Ingredients
For the salad:
- 2 large cucumbers, cut into half-moons
- 3 cups cherry tomatoes, halved (or 4 medium tomatoes, chopped)
- ½ red onion, thinly sliced
- ¼ cup fresh basil leaves, torn
- 2 tablespoons fresh parsley, chopped
For the dressing:
- 3 tablespoons extra virgin olive oil
- 2 tablespoons red wine vinegar
- 1 clove garlic, minced
- 1 teaspoon Dijon mustard
- ½ teaspoon salt
- ¼ teaspoon black pepper
- ¼ teaspoon dried oregano
Instructions
Cut the cucumbers in half lengthwise, then slice into half-moons about ¼-inch thick. If your cucumbers have large seeds, you can scoop them out with a spoon first.
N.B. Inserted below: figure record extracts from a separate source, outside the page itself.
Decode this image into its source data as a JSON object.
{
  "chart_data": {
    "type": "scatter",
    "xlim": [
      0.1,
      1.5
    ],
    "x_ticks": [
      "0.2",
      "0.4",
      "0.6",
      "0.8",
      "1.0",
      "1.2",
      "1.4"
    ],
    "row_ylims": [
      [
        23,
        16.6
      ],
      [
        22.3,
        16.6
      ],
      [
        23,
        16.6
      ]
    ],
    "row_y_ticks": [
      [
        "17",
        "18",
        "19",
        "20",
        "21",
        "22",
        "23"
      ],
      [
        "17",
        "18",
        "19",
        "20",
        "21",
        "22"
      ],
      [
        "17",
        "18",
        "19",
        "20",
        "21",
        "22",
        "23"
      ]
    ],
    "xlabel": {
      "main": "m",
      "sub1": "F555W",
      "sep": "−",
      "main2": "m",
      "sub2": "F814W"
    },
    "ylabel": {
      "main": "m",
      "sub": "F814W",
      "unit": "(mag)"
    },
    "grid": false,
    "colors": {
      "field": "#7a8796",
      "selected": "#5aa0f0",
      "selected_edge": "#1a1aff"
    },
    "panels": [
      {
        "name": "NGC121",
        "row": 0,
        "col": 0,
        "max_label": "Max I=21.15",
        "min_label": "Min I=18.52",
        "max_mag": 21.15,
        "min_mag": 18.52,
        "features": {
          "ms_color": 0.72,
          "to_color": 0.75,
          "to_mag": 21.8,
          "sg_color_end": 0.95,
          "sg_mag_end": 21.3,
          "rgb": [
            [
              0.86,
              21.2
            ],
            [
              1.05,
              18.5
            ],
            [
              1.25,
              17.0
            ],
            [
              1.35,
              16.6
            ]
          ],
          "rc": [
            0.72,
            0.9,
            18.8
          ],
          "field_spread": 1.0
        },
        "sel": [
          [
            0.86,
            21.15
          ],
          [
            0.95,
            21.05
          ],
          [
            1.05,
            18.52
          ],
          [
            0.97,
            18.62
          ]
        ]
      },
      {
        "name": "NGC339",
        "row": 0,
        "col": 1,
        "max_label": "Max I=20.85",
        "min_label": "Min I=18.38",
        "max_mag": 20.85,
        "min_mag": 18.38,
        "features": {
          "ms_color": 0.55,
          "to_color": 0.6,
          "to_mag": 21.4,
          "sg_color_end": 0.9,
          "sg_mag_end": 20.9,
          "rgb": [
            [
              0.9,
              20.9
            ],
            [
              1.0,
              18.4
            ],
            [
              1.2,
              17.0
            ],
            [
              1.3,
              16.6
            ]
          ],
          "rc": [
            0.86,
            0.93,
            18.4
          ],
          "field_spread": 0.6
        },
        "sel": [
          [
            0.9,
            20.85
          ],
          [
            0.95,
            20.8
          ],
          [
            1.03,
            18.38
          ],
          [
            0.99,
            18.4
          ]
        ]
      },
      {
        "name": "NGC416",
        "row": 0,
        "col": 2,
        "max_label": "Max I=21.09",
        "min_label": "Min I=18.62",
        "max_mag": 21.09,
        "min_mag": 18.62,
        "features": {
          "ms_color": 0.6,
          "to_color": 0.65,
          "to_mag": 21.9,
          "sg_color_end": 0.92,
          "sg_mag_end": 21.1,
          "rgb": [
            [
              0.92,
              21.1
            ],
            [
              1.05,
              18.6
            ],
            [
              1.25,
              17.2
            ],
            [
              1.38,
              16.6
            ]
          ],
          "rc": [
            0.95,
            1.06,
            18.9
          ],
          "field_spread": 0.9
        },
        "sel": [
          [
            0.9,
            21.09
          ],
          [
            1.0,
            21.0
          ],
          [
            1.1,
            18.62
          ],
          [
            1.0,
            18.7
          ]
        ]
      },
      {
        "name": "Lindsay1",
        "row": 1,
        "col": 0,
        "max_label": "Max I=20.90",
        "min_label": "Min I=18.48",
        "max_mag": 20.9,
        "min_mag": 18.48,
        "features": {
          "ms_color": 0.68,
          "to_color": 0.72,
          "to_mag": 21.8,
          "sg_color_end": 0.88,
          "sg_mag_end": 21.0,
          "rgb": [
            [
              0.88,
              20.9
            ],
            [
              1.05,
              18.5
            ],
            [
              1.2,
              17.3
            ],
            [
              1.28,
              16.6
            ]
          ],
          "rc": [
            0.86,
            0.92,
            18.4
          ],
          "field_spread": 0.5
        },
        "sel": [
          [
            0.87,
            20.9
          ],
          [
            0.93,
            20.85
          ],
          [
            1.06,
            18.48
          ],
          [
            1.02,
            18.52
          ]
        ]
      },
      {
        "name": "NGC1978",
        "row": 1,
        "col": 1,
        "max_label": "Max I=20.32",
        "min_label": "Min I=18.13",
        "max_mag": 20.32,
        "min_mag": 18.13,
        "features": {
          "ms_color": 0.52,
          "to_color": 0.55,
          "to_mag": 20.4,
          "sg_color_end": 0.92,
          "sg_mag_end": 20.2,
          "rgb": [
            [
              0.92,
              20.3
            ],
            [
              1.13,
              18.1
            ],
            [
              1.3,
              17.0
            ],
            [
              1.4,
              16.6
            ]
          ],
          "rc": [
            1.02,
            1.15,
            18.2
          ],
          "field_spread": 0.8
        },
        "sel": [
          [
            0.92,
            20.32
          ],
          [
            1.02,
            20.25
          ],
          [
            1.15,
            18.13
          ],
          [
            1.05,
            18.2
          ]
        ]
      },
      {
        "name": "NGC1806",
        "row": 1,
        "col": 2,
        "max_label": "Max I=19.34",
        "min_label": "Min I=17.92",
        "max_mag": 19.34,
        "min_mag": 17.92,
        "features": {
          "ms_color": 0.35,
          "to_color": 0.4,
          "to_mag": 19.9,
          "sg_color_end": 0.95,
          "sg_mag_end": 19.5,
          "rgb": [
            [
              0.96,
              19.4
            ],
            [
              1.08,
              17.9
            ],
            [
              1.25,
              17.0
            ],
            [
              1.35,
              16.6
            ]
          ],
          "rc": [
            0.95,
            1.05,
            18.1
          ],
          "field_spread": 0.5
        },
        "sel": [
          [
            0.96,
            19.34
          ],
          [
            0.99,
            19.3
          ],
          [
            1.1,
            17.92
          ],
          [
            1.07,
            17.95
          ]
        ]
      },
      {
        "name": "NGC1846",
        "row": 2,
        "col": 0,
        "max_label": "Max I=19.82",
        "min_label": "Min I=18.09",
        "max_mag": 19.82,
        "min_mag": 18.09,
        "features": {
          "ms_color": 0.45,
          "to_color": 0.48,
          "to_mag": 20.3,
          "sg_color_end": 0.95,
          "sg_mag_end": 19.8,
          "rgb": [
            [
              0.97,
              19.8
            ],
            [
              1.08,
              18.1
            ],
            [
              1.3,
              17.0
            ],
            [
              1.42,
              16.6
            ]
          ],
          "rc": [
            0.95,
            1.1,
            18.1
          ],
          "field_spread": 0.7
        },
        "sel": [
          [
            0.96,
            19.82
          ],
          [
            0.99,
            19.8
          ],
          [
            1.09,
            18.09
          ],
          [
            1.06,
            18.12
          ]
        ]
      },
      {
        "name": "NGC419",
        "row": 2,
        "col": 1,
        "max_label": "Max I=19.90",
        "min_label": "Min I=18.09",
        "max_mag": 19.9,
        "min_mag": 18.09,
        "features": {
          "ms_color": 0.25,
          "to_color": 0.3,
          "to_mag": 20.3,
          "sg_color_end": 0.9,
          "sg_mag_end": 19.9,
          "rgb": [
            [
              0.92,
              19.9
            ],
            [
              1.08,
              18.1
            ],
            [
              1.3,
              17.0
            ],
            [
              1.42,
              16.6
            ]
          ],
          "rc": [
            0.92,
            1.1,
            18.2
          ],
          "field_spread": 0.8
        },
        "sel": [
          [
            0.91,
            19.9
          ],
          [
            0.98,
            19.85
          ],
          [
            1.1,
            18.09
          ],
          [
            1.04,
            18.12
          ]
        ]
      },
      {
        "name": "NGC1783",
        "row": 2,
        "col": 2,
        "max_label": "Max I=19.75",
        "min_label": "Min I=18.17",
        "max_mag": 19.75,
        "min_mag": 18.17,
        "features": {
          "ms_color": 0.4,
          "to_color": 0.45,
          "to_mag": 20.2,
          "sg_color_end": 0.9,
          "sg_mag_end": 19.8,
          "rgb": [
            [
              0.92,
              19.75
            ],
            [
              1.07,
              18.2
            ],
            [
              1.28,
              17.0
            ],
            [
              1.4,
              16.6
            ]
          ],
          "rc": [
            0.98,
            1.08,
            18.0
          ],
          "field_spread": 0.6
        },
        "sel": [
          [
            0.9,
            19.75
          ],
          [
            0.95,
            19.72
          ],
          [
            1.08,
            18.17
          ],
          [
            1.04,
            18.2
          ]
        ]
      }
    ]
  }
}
Halve the cherry tomatoes and place them in a large bowl with the cucumbers. If using regular tomatoes, chop them into bite-sized pieces.
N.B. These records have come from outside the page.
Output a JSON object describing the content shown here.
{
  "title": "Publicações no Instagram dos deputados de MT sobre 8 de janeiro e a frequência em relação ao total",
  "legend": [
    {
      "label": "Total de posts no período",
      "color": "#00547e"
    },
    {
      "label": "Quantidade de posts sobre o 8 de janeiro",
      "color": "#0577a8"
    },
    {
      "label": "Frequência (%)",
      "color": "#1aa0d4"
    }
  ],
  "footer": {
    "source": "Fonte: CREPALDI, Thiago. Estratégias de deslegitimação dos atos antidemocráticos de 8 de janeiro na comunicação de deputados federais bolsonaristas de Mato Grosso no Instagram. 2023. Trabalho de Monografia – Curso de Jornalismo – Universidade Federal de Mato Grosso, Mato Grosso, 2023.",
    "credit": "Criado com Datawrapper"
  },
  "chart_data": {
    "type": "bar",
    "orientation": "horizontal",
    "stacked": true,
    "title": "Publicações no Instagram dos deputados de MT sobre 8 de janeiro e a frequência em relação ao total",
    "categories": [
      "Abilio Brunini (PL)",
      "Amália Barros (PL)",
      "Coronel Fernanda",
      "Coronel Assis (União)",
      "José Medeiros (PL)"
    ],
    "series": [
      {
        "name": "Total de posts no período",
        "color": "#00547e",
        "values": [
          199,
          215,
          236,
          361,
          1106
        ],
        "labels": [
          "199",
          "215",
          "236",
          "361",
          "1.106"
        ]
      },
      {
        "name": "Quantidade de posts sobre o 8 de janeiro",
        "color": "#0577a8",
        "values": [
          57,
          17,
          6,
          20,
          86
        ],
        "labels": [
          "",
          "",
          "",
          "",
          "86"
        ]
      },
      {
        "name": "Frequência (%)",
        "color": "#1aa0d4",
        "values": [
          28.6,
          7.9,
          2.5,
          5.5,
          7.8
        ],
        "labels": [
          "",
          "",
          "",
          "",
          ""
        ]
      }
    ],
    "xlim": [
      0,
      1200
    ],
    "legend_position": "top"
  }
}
Slice the red onion as thinly as possible. If the onion flavor is too sharp for your taste, you can soak the slices in cold water for 5 minutes, then drain and pat dry.
In a small bowl or jar, whisk together the olive oil, red wine vinegar, minced garlic, Dijon mustard, salt, pepper, and oregano. Shake or whisk vigorously until the dressing is well combined.
Pour the dressing over the vegetables and toss gently to coat everything evenly. Add the torn basil and chopped parsley, then toss once more.
Let the salad sit at room temperature for 15-20 minutes before serving if time allows. This gives the flavors a chance to meld together.
Taste and adjust seasoning if needed. Sometimes I add an extra pinch of salt or a splash more vinegar depending on how sweet or acidic the tomatoes are.
Serve immediately, or refrigerate for up to 2 hours. This salad is best enjoyed the day it’s made, as the vegetables will release water and become less crisp over time.